Both fusion proteins Lac-Vmh2 and wild-type enzyme POXA1b were produced and secreted by the yeast Pichia pastoris in the culture media. The supernatant, after centrifugation for 15 min at 6000 rpm at 4 °C, was concentrated and dialyzed towards 50 mM Tris-HCl buffer, pH 8.0, using Centricon Centrifugal Filter Units 10kDa (Merck, Darmstadt, Germany). The laccase enzymes are used without additional purification steps. The total protein concentration was determined using the Pierce 660 method (Thermo Fischer Scientific, Waltham, Massachusetts, MA, USA) and using (Bovine Serum Albumin) BSA as the standard. The laccase activity was assayed at room temperature, monitoring the oxidation of ABTS (2,2′-azino-bis(3-ethylbenzothiazoline-6-sulphonic acid)) at 420 nm (ε_{420 nm} = 3.6 × 10 ⁴ M⁻¹ cm⁻¹)—the assay mixture contained 2 mM ABTS and 0.1 M sodium citrate buffer, pH 3.0.

3.3. In Situ Exfoliation of Graphite

Graphite powder, 1 mg/mL (Aldrich, 332461, mesh number of grains +100, >75%), was exfoliated in batches of 7.5 mL of 60% v/v ethanol (EtOH) in MilliQ water (in 20 mL flasks) and 7.5 mL of 50 μg/mL Vmh2, using a medium power tip sonicator (Ultrasound SONOPLUS HD3200, maximum power 200 W, working frequency 20 kHz, KE-76 probe, running at 15% amplitude. BANDELIN, Berlin Germany) and cooling the system in an ice bath. The exfoliation was stopped when the energy value was 450 KJ (about 5 h of sonication time). To remove the unexfoliated material, consecutive 40 min centrifugations at increased centrifugal force were performed (40×, 160× and 620× g). We characterized and used the dispersions obtained after the last centrifugation.

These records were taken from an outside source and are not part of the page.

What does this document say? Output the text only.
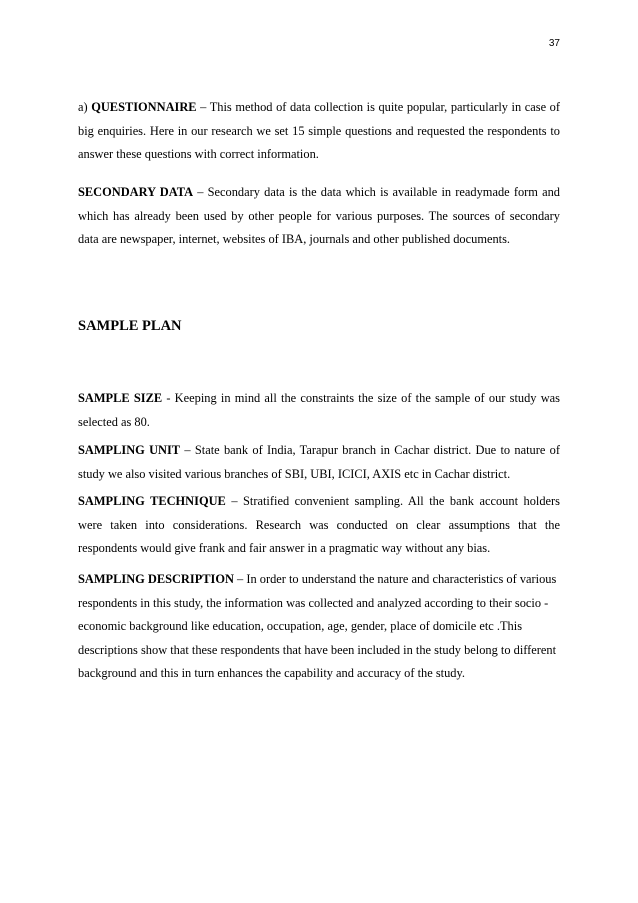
37

a) QUESTIONNAIRE – This method of data collection is quite popular, particularly in case of big enquiries. Here in our research we set 15 simple questions and requested the respondents to answer these questions with correct information.

SECONDARY DATA – Secondary data is the data which is available in readymade form and which has already been used by other people for various purposes. The sources of secondary data are newspaper, internet, websites of IBA, journals and other published documents.

SAMPLE PLAN

SAMPLE SIZE - Keeping in mind all the constraints the size of the sample of our study was selected as 80.

SAMPLING UNIT – State bank of India, Tarapur branch in Cachar district. Due to nature of study we also visited various branches of SBI, UBI, ICICI, AXIS etc in Cachar district.

SAMPLING TECHNIQUE – Stratified convenient sampling. All the bank account holders were taken into considerations. Research was conducted on clear assumptions that the respondents would give frank and fair answer in a pragmatic way without any bias.

SAMPLING DESCRIPTION – In order to understand the nature and characteristics of various respondents in this study, the information was collected and analyzed according to their socio - economic background like education, occupation, age, gender, place of domicile etc .This descriptions show that these respondents that have been included in the study belong to different background and this in turn enhances the capability and accuracy of the study.
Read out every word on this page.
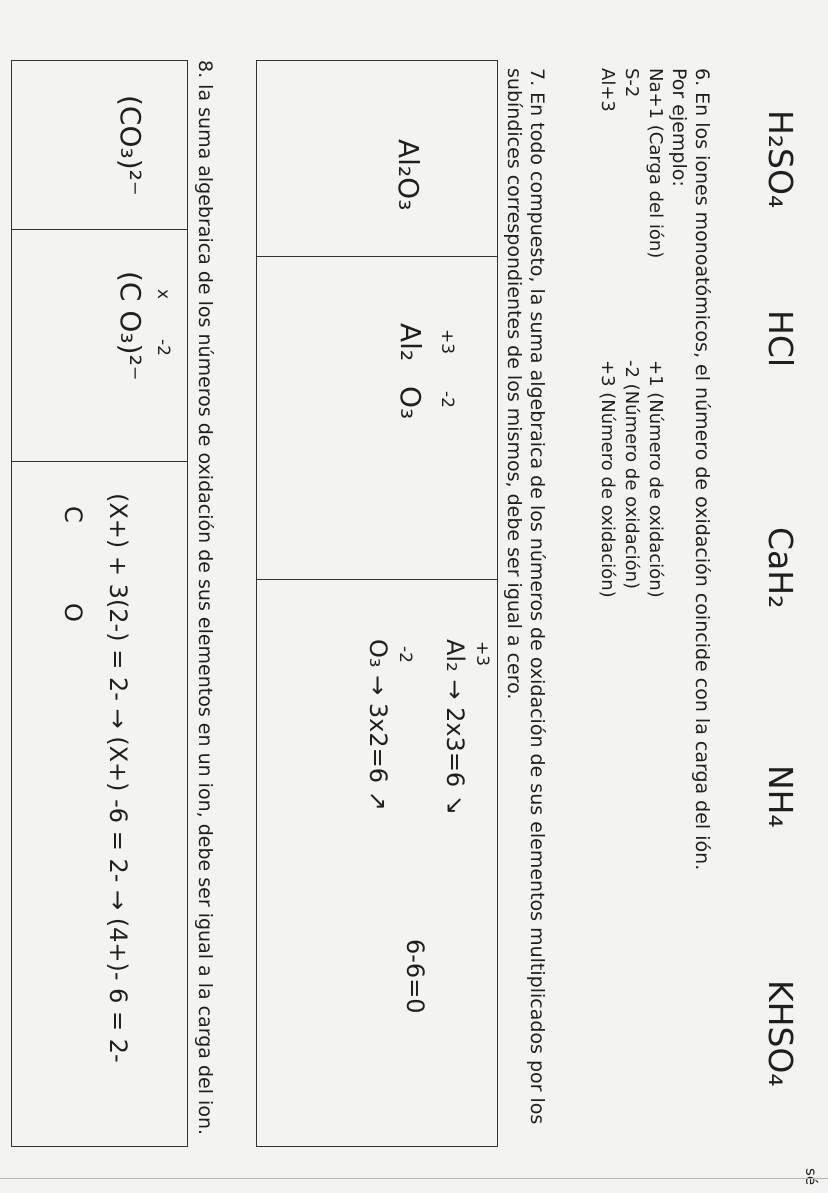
H₂SO₄
HCl
CaH₂
NH₄
KHSO₄
sé
6. En los iones monoatómicos, el número de oxidación coincide con la carga del ión.
Por ejemplo:
Na+1 (Carga del ión)
+1 (Número de oxidación)
S-2
-2 (Número de oxidación)
Al+3
+3 (Número de oxidación)
7. En todo compuesto, la suma algebraica de los números de oxidación de sus elementos multiplicados por los
subíndices correspondientes de los mismos, debe ser igual a cero.
Al₂O₃
+3
-2
Al₂
O₃
+3
Al₂ → 2x3=6 ↘
-2
O₃ → 3x2=6 ↗
6-6=0
8. la suma algebraica de los números de oxidación de sus elementos en un ion, debe ser igual a la carga del ion.
(CO₃)²⁻
x
-2
(C O₃)²⁻
(X+) + 3(2-) = 2- → (X+) -6 = 2- → (4+)- 6 = 2-
C
O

Three types of experiments were tested with the laccase enzymes:

• A 7 mL solution of PoxA1b or Lac-Vmh2 in 40% EtOH was added to Vmh2-exfoliated graphene and incubated at 4 °C whilst stirring continuously.
• The immobilization was performed by adding the wild-type or chimeric enzyme solution to graphite powder at the beginning of the exfoliation.
• The wild-type or chimeric enzyme solution was added during the last 10 min of exfoliation. Indeed, the inactivation of the enzyme when higher sonication time was used has been previously verified. The process was performed normalizing the activity units (4 U_tot for both) between wild-type POXA1b and Lac-Vmh2 (0.16 mg and 0.44 mg, respectively).

4. Conclusions

This work shows that Lac-Vmh2 chimera enzyme can be used both as a surfactant of FLG while also providing enzymatic activity to biofunctionalized nanomaterials. This original biofunctionalization technique represents a soft and biocompatible technique compared to the use of more classic long-alkyl-chain surfactants, leading to stable exfoliation of FLGs. The possibility to merge Vmh2 with active enzymes into chimera enzymes brings novel physico-chemical properties to this exfoliation technique. Here, deposition of these biofunctionalized FLGs on electrodes affords the fabrication of catechol and dopamine biosensors. This novel strategy of functionalizing carbon nanomaterials with specific chimeric enzymes paves the way for the development of many types of novel chimeric enzymes that can be developed for a variety of applications involving multienzymatic systems and biofunctionalization of nanomaterials.